Que peut-on alors, reprocher à Albert Memmi en Tunisie, aujourd'hui ?
Peut-on lui reprocher son judaïsme, la religion d'une composante de la population tunisienne aussi ancienne que l'histoire ancienne et dont les innombrables apports au patrimoine culturel matériel et immatériel tunisien jalonnent les siècles ? Est-il concevable de l'ignorer en raison de cette appartenance religieuse alors que la nouvelle constitution de la jeune démocratie tunisienne garantit la liberté de conscience et exclut toute discrimination entre les citoyens sur la base de leurs croyances ? Qui peut se donner le droit de le renier alors que l'Etat tunisien fait chaque année du pèlerinage de la Ghriba, à Jerba, une vitrine de la tolérance et du vivre ensemble et qu'il refuse de le réduire à un événement médiatique à visées touristiques ? N'est-il pas insensé de lui faire grief de ses convictions religieuses alors que, depuis 2016, des engagements formels ont été pris, à plusieurs reprises par des membres du gouvernement, en vue de créer un ‘'Musée du judaïsme tunisien'', alors que trois jours avant son décès, un arrêté signé par la ministre des Affaires culturelles et visé par le Président du Gouvernement faisait de la synagogue de Tataouine un ‘'monument protégé'' ? Où est le vrai ? Où est le faux ? Nos gouvernants seraient-ils, à ce point, schizophrènes ?
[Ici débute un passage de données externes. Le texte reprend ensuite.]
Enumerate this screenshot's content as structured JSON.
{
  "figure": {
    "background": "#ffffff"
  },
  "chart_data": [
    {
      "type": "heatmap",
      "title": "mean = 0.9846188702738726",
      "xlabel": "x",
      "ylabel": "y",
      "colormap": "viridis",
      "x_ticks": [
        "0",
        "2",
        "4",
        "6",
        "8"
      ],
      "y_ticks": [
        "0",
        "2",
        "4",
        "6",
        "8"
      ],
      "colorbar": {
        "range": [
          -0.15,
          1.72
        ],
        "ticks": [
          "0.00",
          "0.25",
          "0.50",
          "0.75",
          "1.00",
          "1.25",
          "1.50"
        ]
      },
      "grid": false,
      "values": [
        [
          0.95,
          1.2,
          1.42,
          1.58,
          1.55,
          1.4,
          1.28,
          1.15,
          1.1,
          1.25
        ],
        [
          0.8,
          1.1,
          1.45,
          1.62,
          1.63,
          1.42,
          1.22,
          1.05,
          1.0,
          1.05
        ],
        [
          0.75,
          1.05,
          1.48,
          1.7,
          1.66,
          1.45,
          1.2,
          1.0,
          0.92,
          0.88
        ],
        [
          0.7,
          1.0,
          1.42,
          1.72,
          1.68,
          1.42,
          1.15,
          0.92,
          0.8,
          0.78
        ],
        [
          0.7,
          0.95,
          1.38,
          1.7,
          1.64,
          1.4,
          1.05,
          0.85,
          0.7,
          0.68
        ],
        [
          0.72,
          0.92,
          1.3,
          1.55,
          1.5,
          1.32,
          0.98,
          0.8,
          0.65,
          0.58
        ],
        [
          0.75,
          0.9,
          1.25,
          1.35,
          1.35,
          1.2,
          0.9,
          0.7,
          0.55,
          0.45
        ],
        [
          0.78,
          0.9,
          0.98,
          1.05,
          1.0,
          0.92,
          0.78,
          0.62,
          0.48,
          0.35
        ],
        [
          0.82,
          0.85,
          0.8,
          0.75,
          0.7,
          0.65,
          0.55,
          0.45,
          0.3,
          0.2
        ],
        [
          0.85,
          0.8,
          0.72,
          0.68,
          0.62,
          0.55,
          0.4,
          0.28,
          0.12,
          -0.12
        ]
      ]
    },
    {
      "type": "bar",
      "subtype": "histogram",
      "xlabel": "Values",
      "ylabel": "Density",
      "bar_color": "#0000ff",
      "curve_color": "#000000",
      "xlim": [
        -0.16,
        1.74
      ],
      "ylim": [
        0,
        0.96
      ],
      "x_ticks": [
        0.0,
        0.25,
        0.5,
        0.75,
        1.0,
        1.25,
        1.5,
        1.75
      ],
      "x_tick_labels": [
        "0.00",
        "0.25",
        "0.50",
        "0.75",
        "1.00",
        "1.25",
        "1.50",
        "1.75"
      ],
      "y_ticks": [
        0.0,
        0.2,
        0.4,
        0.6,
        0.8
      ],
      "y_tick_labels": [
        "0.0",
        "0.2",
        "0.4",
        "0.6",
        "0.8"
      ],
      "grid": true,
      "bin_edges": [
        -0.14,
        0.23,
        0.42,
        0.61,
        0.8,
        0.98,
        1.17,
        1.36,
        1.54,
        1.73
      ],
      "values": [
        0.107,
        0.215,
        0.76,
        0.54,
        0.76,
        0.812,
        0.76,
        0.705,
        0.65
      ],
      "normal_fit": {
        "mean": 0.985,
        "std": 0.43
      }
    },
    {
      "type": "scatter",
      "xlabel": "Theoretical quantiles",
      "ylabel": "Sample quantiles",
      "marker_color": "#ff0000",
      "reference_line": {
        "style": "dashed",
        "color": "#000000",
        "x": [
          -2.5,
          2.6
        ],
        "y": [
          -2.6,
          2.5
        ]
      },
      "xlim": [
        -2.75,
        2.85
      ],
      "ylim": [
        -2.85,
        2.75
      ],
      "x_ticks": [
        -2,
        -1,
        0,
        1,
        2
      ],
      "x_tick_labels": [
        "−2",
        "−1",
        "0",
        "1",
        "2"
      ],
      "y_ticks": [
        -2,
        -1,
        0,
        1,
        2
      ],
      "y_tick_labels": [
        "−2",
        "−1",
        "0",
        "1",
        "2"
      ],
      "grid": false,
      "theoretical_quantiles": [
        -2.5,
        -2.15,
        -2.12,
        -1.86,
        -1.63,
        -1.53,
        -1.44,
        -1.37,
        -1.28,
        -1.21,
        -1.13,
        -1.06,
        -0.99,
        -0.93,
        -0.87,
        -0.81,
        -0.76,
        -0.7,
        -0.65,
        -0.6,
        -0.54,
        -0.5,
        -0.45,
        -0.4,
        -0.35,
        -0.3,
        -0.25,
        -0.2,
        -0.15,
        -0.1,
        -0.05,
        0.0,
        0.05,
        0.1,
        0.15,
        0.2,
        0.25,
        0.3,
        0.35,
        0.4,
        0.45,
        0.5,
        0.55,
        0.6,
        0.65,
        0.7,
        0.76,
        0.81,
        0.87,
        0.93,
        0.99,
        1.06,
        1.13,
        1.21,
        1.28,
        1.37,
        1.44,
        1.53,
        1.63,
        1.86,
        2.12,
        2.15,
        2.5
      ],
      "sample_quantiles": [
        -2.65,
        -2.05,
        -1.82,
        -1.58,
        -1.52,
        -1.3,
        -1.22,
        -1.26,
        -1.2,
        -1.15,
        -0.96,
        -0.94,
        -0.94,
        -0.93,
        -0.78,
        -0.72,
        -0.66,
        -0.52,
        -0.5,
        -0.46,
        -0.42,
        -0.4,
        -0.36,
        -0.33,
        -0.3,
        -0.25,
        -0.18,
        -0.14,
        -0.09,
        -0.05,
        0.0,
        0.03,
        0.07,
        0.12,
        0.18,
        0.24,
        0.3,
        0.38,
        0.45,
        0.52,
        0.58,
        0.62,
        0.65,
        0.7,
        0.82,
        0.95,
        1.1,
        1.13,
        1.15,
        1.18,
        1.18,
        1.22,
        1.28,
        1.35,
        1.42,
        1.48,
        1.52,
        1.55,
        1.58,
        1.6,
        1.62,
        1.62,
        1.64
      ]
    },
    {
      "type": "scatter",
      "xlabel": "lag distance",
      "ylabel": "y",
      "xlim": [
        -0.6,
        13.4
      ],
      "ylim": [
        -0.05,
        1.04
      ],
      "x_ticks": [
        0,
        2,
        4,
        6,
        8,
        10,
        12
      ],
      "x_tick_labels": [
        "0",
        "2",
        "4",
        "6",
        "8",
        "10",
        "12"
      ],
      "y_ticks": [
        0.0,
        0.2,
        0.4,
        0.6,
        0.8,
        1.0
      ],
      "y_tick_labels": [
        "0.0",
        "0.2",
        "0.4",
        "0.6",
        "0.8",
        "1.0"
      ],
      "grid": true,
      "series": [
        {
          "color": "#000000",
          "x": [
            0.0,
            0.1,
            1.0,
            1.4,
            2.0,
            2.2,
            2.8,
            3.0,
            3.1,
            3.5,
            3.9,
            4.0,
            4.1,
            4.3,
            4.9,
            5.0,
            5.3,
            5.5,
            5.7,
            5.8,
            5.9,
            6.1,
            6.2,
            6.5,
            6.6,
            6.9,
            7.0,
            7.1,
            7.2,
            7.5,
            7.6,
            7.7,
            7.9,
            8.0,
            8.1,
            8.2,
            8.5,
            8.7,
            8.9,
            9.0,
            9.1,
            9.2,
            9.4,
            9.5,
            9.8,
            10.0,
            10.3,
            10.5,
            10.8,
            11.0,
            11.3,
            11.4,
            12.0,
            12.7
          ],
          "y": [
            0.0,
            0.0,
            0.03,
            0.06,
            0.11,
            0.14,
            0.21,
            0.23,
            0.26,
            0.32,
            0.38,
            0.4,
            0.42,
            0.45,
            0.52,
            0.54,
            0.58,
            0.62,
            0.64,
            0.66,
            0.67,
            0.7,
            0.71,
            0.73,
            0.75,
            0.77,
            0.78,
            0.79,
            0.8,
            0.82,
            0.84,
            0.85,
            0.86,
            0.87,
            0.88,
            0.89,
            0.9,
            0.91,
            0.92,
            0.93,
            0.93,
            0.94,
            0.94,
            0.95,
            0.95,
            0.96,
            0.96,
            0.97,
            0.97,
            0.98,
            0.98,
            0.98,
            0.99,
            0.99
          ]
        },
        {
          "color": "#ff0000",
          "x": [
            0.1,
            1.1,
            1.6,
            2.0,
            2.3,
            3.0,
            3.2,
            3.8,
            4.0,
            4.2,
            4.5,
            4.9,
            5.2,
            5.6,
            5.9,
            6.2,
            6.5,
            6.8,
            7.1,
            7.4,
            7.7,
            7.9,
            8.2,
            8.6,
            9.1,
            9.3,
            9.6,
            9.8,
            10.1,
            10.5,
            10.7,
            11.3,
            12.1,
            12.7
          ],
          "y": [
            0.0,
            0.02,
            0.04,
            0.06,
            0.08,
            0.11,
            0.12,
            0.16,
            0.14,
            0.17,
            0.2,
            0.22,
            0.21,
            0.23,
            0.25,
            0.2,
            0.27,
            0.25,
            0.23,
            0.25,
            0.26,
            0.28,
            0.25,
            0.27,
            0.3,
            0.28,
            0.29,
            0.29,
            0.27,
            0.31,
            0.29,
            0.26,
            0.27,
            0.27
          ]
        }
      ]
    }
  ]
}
Peut-on lui reprocher sa nationalité française acquise longtemps après son installation en France et qui ne lui a pas fait renoncer à sa nationalité tunisienne ? Cela est-il possible alors que cette condition juridique est celle de plusieurs centaines de milliers de Tunisiens installés en France ou ailleurs, alors que ce statut est celui d'un bon nombre de nos élus et de nos gouvernants qui ne s'en cachent pas et qui n'ont pas à s'en cacher ?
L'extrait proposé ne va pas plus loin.